Nov 122018
 

Cover of The Past and Other Things That Should Stay Buried by Shaun David Hutchinson.Kirkus: When death stops working, avoiding a dead ex-best friend becomes impossible. Dino DeLuca and July Cooper were best friends. Then Dino started dating perfect—and perfectly handsome—Rafi Merza, and their duet dissolved, an end punctuated by July’s unexpected death. Kind of. As Dino is grieving privately by her corpse (the DeLuca’s have a funeral home) July wakes up from death as vocal as ever. Tandem with trying to keep her revenant status secret is analyzing why their once strong pact devolved into dislike. His answer: her jealousy. Her answer: his boyfriend. The truth: somewhere in the middle. Rafi is trans and has a group of friends diverse in ethnicity and sexual orientation who school brash, brassy July on sensitivities to marginalized people (her struggle with being labeled without nuance as “dead” lightheartedly mirrors that of the LGBTQ+ community).
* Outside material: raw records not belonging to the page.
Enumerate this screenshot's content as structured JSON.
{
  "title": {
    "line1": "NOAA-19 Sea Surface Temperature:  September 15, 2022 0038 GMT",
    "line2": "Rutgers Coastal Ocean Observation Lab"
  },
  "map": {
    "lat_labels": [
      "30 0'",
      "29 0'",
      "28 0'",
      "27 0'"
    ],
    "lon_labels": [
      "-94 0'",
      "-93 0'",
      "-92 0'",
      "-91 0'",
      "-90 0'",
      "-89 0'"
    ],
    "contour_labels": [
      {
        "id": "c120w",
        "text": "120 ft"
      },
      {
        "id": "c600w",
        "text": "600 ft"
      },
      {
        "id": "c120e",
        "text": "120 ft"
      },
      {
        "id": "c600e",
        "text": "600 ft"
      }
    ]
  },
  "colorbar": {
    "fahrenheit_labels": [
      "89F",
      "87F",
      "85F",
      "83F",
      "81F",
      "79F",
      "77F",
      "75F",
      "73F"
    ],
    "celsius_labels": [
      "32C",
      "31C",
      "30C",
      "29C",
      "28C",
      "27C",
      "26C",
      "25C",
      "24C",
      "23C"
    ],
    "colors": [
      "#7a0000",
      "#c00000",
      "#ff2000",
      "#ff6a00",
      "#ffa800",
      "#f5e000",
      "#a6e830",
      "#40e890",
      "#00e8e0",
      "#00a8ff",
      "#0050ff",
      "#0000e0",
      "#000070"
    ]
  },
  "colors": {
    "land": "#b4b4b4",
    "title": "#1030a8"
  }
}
The quasi-linear overlap of Dino’s and July’s narratives demonstrate the difficulty in finding the reality between the two sides. Their voices (him: think the dry intellect of Juno circa 2007, her: the audience who rolled their eyes at Juno circa 2007) are as distinctly different as their perceived versions of the truth. Dino and July are both white, while Rafi is of Pakistani descent. The explanation of why deaths cease is underdeveloped but doesn’t stop this from being a decent romp. Unfortunately for Dino, Rafi outranks him in narrative allure. The dissection of a fractured friendship with a pretty fun post-mortem.